Je me moquerois fort de prendre un tel époux. (Il lui veut donner un soufflet et la manque.)
ORGON
Vous avez là, ma fille, une peste avec vous, Avec qui sans péché je ne saurois plus vivre. Je me sens hors d'état maintenant de poursuivre : Ses discours insolents m'ont mis l'esprit en feu, Et je vais prendre l'air pour me rasseoir un peu.
SCÈNE III. - Dorine, Mariane.
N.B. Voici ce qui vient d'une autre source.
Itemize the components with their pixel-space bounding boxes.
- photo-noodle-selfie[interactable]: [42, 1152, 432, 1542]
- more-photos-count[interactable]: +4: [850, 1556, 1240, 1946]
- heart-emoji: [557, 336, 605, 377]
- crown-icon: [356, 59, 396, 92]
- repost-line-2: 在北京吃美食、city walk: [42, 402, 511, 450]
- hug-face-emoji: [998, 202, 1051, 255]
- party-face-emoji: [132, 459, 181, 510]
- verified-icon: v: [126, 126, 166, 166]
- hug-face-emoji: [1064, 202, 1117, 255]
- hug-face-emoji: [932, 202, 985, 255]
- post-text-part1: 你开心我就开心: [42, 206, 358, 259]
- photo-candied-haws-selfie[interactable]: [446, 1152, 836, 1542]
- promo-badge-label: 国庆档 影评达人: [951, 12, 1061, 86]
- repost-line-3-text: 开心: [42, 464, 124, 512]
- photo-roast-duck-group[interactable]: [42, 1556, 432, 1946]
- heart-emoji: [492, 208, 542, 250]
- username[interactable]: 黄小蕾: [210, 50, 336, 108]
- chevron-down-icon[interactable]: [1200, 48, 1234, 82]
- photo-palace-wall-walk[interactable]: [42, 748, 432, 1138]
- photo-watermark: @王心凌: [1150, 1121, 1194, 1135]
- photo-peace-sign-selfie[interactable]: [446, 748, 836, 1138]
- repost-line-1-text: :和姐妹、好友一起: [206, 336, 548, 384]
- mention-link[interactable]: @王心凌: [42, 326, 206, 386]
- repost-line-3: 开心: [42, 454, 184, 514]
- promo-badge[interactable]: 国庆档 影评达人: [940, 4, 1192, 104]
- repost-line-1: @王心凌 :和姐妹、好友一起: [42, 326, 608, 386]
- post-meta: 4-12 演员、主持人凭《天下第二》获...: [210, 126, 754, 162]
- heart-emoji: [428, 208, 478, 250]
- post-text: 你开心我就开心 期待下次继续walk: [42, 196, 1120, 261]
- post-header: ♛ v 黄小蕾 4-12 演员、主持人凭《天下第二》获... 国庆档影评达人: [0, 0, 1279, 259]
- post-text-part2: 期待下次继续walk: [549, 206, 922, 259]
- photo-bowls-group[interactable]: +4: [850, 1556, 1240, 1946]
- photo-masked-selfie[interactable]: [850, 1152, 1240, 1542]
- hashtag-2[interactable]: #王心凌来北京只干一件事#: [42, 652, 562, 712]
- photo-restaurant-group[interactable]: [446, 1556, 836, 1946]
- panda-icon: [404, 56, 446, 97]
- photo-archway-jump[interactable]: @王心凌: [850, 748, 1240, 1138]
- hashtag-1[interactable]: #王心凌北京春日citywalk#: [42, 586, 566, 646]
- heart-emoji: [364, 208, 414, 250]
DORINE
Avez-vous donc perdu, dites-moi, la parole, Et faut-il qu'en ceci je fasse votre rôle ? Souffrir qu'on vous propose un projet insensé, Sans que du moindre mot vous l'ayez repoussé !
MARIANE
Contre un père absolu que veux-tu que je fasse ?
DORINE
Ce qu'il faut pour parer une telle menace.
MARIANE
Quoi ?
DORINE
Lui dire qu'un coeur n'aime point par autrui, Que vous vous mariez pour vous, non pas pour lui, Qu'étant celle pour qui se fait toute l'affaire, C'est à vous, non à lui, que le mari doit plaire, Et que si son Tartuffe est pour lui si charmant, Il le peut épouser sans nul empêchement.
MARIANE
Un père, je l'avoue, a sur nous tant d'empire, Que je n'ai jamais eu la force de rien dire.